Massa has given different reasons over the past week for quitting his seat before completing his first term, including health worries, a House ethics probe and charges fellow Democrats pushed him out because he opposed their health care bill. Democrats deny the charge. He took a slightly different tack Tuesday.

"I wasn't forced out," he said. "I forced myself out."

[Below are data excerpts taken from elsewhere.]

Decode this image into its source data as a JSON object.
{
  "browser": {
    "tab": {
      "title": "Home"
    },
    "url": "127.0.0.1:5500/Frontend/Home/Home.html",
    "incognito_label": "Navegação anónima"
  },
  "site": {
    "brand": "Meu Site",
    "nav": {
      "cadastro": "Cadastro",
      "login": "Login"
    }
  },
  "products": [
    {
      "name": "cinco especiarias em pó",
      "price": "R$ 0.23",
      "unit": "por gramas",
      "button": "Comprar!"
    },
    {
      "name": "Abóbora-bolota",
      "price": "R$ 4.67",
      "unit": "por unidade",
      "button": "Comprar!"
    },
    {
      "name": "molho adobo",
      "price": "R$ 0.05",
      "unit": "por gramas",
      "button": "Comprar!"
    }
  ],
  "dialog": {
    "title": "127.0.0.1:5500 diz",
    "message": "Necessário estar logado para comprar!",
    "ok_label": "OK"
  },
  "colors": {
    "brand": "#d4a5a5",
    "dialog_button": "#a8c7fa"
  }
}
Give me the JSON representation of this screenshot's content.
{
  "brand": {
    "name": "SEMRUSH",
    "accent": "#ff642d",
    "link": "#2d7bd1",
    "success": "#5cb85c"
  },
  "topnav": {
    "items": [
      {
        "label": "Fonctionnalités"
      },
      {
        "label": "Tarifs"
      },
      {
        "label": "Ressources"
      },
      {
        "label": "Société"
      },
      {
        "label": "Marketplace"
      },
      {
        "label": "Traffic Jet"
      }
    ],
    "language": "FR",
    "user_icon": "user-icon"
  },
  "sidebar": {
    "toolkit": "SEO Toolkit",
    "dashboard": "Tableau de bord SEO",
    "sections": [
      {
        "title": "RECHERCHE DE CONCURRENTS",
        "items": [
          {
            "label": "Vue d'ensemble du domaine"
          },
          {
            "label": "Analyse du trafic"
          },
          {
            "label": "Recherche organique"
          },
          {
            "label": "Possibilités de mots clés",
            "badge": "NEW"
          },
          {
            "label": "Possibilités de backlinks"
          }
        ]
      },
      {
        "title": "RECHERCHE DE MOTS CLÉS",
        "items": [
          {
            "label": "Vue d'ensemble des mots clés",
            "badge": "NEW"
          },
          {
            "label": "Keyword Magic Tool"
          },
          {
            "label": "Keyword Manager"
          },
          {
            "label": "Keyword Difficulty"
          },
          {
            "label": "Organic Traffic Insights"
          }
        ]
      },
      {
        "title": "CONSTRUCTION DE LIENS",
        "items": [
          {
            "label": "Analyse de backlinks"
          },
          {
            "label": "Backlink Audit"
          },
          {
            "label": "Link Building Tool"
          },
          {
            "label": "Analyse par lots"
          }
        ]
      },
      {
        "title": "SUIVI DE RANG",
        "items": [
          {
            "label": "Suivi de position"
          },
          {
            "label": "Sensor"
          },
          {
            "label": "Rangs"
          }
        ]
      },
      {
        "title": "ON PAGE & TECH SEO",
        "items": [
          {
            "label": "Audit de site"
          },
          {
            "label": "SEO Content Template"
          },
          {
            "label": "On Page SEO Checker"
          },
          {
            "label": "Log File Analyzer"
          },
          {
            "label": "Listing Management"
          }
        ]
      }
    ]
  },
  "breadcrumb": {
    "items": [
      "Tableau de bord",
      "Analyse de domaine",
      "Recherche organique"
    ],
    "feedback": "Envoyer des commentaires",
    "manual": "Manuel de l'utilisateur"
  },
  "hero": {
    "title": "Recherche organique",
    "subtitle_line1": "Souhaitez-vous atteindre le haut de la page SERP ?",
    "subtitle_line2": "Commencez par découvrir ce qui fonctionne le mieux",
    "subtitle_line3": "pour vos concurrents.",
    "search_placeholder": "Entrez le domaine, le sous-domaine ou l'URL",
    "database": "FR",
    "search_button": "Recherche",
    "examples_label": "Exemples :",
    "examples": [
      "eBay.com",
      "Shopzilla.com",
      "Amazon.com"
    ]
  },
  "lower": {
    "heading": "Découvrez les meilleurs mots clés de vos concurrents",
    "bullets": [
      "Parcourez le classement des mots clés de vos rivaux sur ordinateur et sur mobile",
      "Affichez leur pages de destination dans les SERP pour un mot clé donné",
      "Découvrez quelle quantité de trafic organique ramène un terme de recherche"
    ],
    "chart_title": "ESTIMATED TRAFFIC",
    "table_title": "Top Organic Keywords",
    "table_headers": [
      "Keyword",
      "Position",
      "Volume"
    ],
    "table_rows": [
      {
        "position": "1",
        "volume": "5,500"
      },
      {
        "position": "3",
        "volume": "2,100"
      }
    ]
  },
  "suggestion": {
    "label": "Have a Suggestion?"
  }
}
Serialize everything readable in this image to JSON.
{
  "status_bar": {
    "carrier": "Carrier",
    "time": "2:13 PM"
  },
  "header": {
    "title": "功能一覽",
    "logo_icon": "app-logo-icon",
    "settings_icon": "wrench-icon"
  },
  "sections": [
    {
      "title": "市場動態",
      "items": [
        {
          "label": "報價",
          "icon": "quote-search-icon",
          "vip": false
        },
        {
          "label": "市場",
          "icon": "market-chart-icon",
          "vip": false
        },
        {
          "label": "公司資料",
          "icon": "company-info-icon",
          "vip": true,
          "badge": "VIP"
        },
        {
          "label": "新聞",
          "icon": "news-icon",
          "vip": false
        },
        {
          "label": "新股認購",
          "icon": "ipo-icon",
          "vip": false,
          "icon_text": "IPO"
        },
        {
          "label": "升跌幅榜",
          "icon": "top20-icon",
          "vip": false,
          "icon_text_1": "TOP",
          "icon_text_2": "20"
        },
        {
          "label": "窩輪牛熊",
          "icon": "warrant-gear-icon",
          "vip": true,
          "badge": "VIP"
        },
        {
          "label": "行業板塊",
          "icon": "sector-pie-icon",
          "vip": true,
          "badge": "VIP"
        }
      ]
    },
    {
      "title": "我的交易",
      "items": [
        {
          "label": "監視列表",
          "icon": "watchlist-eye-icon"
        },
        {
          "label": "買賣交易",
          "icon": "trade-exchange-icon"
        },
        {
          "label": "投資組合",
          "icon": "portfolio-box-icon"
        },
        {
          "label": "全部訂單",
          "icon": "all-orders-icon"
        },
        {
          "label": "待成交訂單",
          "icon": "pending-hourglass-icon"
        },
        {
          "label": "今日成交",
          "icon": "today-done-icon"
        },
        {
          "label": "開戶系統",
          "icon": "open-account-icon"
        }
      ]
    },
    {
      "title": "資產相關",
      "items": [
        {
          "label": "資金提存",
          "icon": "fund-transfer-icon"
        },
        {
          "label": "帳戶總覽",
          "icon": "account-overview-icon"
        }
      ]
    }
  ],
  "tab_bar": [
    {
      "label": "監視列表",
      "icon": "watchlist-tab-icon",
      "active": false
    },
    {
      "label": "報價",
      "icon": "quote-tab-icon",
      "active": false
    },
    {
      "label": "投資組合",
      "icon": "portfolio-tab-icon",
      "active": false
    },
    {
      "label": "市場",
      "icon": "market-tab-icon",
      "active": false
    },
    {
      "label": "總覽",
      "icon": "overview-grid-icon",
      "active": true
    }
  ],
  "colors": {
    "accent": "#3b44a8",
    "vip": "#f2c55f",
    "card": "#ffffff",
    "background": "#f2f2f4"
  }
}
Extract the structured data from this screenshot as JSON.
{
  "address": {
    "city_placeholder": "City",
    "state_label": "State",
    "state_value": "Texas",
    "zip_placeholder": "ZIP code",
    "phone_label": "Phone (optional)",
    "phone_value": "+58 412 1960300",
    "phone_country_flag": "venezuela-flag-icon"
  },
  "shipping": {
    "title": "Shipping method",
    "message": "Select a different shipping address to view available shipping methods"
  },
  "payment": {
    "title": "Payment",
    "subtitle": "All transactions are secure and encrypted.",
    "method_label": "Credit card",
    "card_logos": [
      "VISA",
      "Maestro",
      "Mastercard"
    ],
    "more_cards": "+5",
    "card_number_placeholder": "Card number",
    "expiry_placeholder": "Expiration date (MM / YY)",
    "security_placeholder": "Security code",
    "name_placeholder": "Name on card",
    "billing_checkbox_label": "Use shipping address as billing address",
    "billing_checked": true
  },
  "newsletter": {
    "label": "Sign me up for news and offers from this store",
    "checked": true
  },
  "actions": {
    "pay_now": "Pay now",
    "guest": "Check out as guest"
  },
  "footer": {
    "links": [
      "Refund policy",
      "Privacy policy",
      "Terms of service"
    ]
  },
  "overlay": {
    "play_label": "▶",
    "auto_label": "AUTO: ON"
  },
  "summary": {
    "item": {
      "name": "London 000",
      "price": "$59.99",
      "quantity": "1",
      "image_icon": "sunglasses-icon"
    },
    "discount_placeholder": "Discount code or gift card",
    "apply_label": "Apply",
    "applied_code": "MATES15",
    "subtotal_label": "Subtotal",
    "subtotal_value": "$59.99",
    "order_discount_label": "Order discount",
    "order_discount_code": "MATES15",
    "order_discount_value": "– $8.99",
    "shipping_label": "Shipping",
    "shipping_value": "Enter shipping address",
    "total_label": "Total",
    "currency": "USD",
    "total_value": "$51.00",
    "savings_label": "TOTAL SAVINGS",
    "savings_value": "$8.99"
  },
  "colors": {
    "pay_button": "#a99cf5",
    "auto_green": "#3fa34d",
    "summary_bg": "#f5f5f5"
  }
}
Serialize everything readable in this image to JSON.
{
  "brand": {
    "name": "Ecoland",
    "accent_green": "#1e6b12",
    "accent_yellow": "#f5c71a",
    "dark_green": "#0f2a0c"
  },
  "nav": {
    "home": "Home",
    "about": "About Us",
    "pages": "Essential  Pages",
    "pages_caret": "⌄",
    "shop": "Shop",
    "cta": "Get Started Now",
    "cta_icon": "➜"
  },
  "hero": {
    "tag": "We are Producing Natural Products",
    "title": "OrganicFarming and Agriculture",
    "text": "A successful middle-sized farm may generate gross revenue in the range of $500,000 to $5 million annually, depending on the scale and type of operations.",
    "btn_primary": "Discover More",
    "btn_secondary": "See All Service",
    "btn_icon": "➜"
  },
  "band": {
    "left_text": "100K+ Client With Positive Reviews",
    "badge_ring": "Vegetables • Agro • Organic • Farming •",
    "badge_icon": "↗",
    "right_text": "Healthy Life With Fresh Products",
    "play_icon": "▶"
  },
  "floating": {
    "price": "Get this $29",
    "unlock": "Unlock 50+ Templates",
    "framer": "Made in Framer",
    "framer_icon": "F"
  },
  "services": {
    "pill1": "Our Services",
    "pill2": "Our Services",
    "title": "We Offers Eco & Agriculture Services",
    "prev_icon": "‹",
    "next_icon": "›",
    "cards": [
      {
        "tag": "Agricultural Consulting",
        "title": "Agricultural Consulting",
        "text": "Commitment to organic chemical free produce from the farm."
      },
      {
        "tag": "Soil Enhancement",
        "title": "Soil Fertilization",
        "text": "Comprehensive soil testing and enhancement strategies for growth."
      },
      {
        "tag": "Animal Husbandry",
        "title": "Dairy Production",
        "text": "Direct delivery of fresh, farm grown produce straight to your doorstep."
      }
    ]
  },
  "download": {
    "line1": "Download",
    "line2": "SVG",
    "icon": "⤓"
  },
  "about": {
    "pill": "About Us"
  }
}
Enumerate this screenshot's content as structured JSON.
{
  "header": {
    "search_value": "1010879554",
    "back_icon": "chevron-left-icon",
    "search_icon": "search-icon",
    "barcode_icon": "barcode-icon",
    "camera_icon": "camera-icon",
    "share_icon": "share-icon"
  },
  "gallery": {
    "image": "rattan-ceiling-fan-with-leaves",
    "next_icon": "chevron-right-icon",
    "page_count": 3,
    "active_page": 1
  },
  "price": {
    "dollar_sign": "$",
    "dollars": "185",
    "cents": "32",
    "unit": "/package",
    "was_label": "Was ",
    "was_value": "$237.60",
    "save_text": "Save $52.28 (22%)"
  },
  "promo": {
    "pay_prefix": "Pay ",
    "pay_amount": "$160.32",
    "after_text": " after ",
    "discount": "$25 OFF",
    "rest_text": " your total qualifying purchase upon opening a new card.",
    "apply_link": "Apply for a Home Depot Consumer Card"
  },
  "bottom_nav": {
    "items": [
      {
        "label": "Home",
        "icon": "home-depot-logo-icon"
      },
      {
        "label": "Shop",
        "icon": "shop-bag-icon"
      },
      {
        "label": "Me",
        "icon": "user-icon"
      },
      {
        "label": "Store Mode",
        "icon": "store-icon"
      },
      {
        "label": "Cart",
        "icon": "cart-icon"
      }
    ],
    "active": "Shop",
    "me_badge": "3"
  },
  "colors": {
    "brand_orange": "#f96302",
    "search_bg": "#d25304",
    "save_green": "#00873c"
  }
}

Massa added he did not live up to his own personal code of conduct.

Slideshow: Sex scandals and elected officials In a subsequent interview with Larry King on CNN, Massa again denied any inappropriate sexual contact with members of his staff. He also took exception to a question about whether he was homosexual.

"Well, here's that answer, I'm not going to answer that," he said, adding, "Why don't you ask my wife, ask my friends, ask the 10,000 sailors I served with in the Navy." 

Massa, 50, who was diagnosed with non-Hodgkin's lymphoma in 1996, defeated Republican Rep. Randy Kuhl in 2008 in a district long dominated by Republicans. He said his cancer returned in December.

Massa, who is married, is a 24-year retired Navy commander who served during the 1991 U.S.-Iraq war and later was special assistant to Gen. Wesley Clark during the conflict in Bosnia. His cancer diagnosis forced him and his family back to the U.S. for treatment. He spent his last year in the Navy as a cancer outreach advocate and later took a professional staff job with the House Armed Services Committee.